Equestrian Portrait of the Duke of Lerma is a 1603 portrait of Francisco Gómez de Sandoval, 1st Duke of Lerma by Rubens, now in the Prado in Madrid.

Flowers with Two Lizards is a 1603 painting by Roelant Savery, now in the Centraal Museum in Utrecht. It and a near-identical version by the same artist are the two earliest surviving floral still lifes from the Northern Netherlands.

Heraclitus and Democritus is a 1603 painting by the Flemish artist Peter Paul Rubens. It is now held in the National Sculpture Museum in Valladolid.
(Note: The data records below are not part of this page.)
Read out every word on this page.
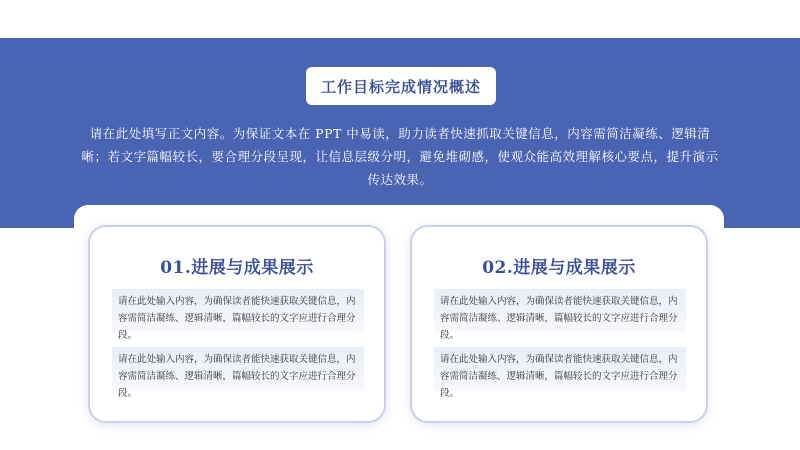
工作目标完成情况概述
请在此处填写正文内容。为保证文本在 PPT 中易读，助力读者快速抓取关键信息，内容需简洁凝练、逻辑清晰；若文字篇幅较长，要合理分段呈现，让信息层级分明，避免堆砌感，使观众能高效理解核心要点，提升演示传达效果。
01.进展与成果展示
请在此处输入内容，为确保读者能快速获取关键信息，内容需简洁凝练、逻辑清晰，篇幅较长的文字应进行合理分段。
请在此处输入内容，为确保读者能快速获取关键信息，内容需简洁凝练、逻辑清晰，篇幅较长的文字应进行合理分段。
02.进展与成果展示
请在此处输入内容，为确保读者能快速获取关键信息，内容需简洁凝练、逻辑清晰，篇幅较长的文字应进行合理分段。
请在此处输入内容，为确保读者能快速获取关键信息，内容需简洁凝练、逻辑清晰，篇幅较长的文字应进行合理分段。
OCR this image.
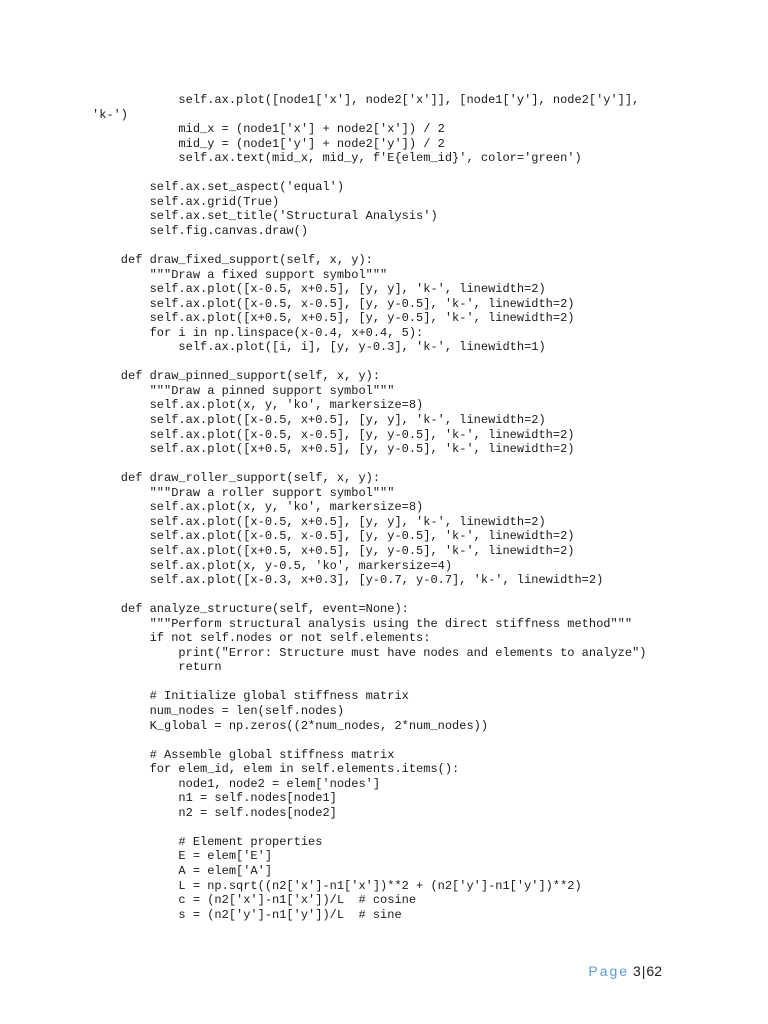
self.ax.plot([node1['x'], node2['x']], [node1['y'], node2['y']],
'k-')
mid_x = (node1['x'] + node2['x']) / 2
mid_y = (node1['y'] + node2['y']) / 2
self.ax.text(mid_x, mid_y, f'E{elem_id}', color='green')
self.ax.set_aspect('equal')
self.ax.grid(True)
self.ax.set_title('Structural Analysis')
self.fig.canvas.draw()
def draw_fixed_support(self, x, y):
"""Draw a fixed support symbol"""
self.ax.plot([x-0.5, x+0.5], [y, y], 'k-', linewidth=2)
self.ax.plot([x-0.5, x-0.5], [y, y-0.5], 'k-', linewidth=2)
self.ax.plot([x+0.5, x+0.5], [y, y-0.5], 'k-', linewidth=2)
for i in np.linspace(x-0.4, x+0.4, 5):
self.ax.plot([i, i], [y, y-0.3], 'k-', linewidth=1)
def draw_pinned_support(self, x, y):
"""Draw a pinned support symbol"""
self.ax.plot(x, y, 'ko', markersize=8)
self.ax.plot([x-0.5, x+0.5], [y, y], 'k-', linewidth=2)
self.ax.plot([x-0.5, x-0.5], [y, y-0.5], 'k-', linewidth=2)
self.ax.plot([x+0.5, x+0.5], [y, y-0.5], 'k-', linewidth=2)
def draw_roller_support(self, x, y):
"""Draw a roller support symbol"""
self.ax.plot(x, y, 'ko', markersize=8)
self.ax.plot([x-0.5, x+0.5], [y, y], 'k-', linewidth=2)
self.ax.plot([x-0.5, x-0.5], [y, y-0.5], 'k-', linewidth=2)
self.ax.plot([x+0.5, x+0.5], [y, y-0.5], 'k-', linewidth=2)
self.ax.plot(x, y-0.5, 'ko', markersize=4)
self.ax.plot([x-0.3, x+0.3], [y-0.7, y-0.7], 'k-', linewidth=2)
def analyze_structure(self, event=None):
"""Perform structural analysis using the direct stiffness method"""
if not self.nodes or not self.elements:
print("Error: Structure must have nodes and elements to analyze")
return
# Initialize global stiffness matrix
num_nodes = len(self.nodes)
K_global = np.zeros((2*num_nodes, 2*num_nodes))
# Assemble global stiffness matrix
for elem_id, elem in self.elements.items():
node1, node2 = elem['nodes']
n1 = self.nodes[node1]
n2 = self.nodes[node2]
# Element properties
E = elem['E']
A = elem['A']
L = np.sqrt((n2['x']-n1['x'])**2 + (n2['y']-n1['y'])**2)
c = (n2['x']-n1['x'])/L  # cosine
s = (n2['y']-n1['y'])/L  # sine
Page 3|62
It shows the ancient Greek philosophers Heraclitus and Democritus.

Hercules and Omphale is a circa 1602 painting by Peter Paul Rubens, now held in the Louvre Museum in Paris.
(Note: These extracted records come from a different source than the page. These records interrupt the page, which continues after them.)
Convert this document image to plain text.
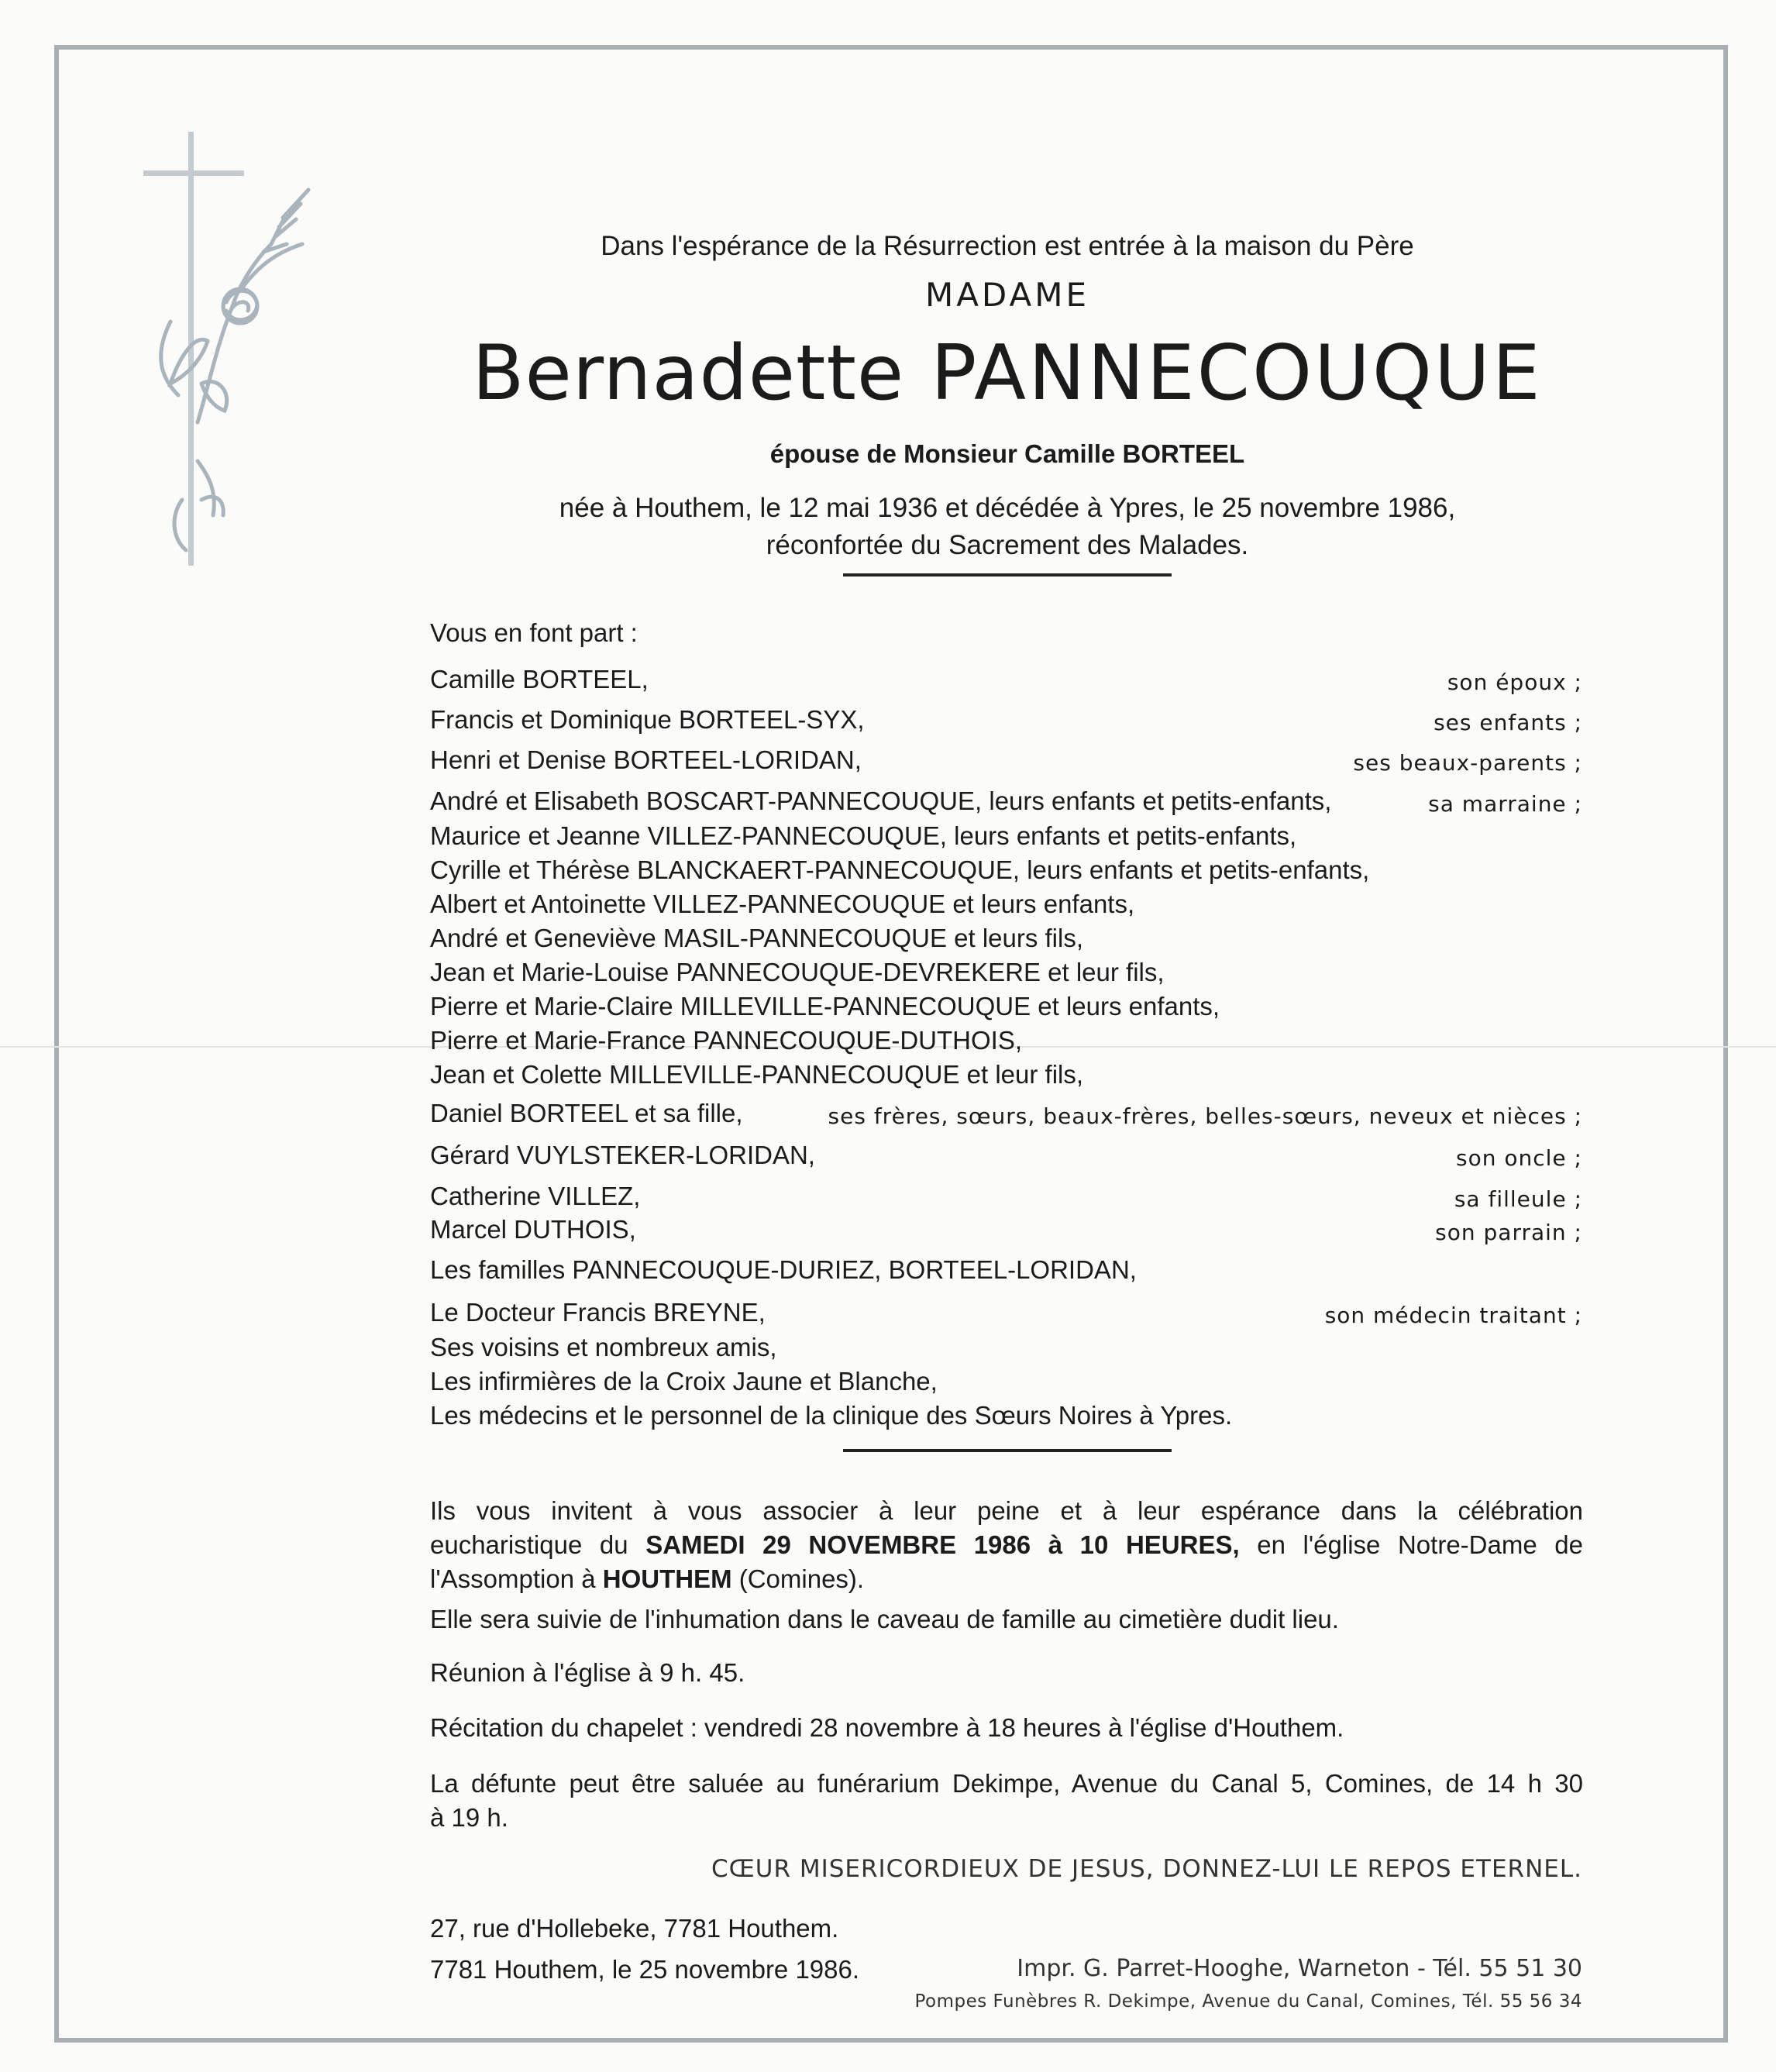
Dans l'espérance de la Résurrection est entrée à la maison du Père
MADAME
Bernadette PANNECOUQUE
épouse de Monsieur Camille BORTEEL
née à Houthem, le 12 mai 1936 et décédée à Ypres, le 25 novembre 1986,
réconfortée du Sacrement des Malades.
Vous en font part :
Camille BORTEEL,	son époux ;
Francis et Dominique BORTEEL-SYX,	ses enfants ;
Henri et Denise BORTEEL-LORIDAN,	ses beaux-parents ;
André et Elisabeth BOSCART-PANNECOUQUE, leurs enfants et petits-enfants,	sa marraine ;
Maurice et Jeanne VILLEZ-PANNECOUQUE, leurs enfants et petits-enfants,
Cyrille et Thérèse BLANCKAERT-PANNECOUQUE, leurs enfants et petits-enfants,
Albert et Antoinette VILLEZ-PANNECOUQUE et leurs enfants,
André et Geneviève MASIL-PANNECOUQUE et leurs fils,
Jean et Marie-Louise PANNECOUQUE-DEVREKERE et leur fils,
Pierre et Marie-Claire MILLEVILLE-PANNECOUQUE et leurs enfants,
Pierre et Marie-France PANNECOUQUE-DUTHOIS,
Jean et Colette MILLEVILLE-PANNECOUQUE et leur fils,
Daniel BORTEEL et sa fille,	ses frères, sœurs, beaux-frères, belles-sœurs, neveux et nièces ;
Gérard VUYLSTEKER-LORIDAN,	son oncle ;
Catherine VILLEZ,	sa filleule ;
Marcel DUTHOIS,	son parrain ;
Les familles PANNECOUQUE-DURIEZ, BORTEEL-LORIDAN,
Le Docteur Francis BREYNE,	son médecin traitant ;
Ses voisins et nombreux amis,
Les infirmières de la Croix Jaune et Blanche,
Les médecins et le personnel de la clinique des Sœurs Noires à Ypres.
Ils vous invitent à vous associer à leur peine et à leur espérance dans la célébration
eucharistique du SAMEDI 29 NOVEMBRE 1986 à 10 HEURES, en l'église Notre-Dame de
l'Assomption à HOUTHEM (Comines).
Elle sera suivie de l'inhumation dans le caveau de famille au cimetière dudit lieu.
Réunion à l'église à 9 h. 45.
Récitation du chapelet : vendredi 28 novembre à 18 heures à l'église d'Houthem.
La défunte peut être saluée au funérarium Dekimpe, Avenue du Canal 5, Comines, de 14 h 30
à 19 h.
CŒUR MISERICORDIEUX DE JESUS, DONNEZ-LUI LE REPOS ETERNEL.
27, rue d'Hollebeke, 7781 Houthem.
7781 Houthem, le 25 novembre 1986.	Impr. G. Parret-Hooghe, Warneton - Tél. 55 51 30
Pompes Funèbres R. Dekimpe, Avenue du Canal, Comines, Tél. 55 56 34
Pietà with Two Angels is a c.1603 oil on copper painting by Annibale Carracci, now in the Kunsthistorisches Museum in Vienna.

Portable Altarpiece with Pietà and Saints is a 1603 oil on canvas painting by Annibale Carracci in a gold, ebony and copper frame. It is now in the Galleria Nazionale d'Arte Antica in Rome.

Portrait of a Young Woman is an unfinished painting of around 1603, attributed to Rubens. It may be connected with a commission from Vincenzo Gonzaga, Duke of Mantua mentioned in Rubens' letters, during the latter's time in Italy and Spain, to paint aristocratic Spanish ladies to add to the duke's 'gallery of beauties'. Its subject's name is unknown. Two red seals on its back place it in Venice early in the 19th century and then in the collection of Sir John Hanmer at Bettisfield Park in Wrexham by the 1840s.

The Sacrifice of Isaac is the title of two paintings from c. 1598 - 1603 depicting the sacrifice of Isaac. The paintings could be painted by the Italian master Caravaggio (1571–1610) but there is also strong evidence that they may have been the work of Bartolomeo Cavarozzi, a talented early member of the Caravaggio following who is known to have been in Spain about 1617–1619.

Saint Bernardino of Siena is a 1603 work by El Greco. It is owned by the Museo del Prado but displayed at the El Greco Museum in Toledo, Spain.

Sleeping Venus is a c. 1603 painting by Annibale Carracci held by the Musée Condé in Chantilly, Oise, France. This oil painting measures 190x328cm. It depicts Venus sleeping with her arm above her head as putti frolic around her. Carracci painted Sleeping Venus for Odoardo Farnese. Giovanni Battista Agucchi wrote an ekphrasis of this painting that Carlo Cesare Malvasia included in his book Life of the Carracci. In The Lives of the Modern Painters, Sculptors and Architects, Giovanni Pietro Bellori wrote a description of the painting that paraphrases Agucchi's ekphrasis without citation.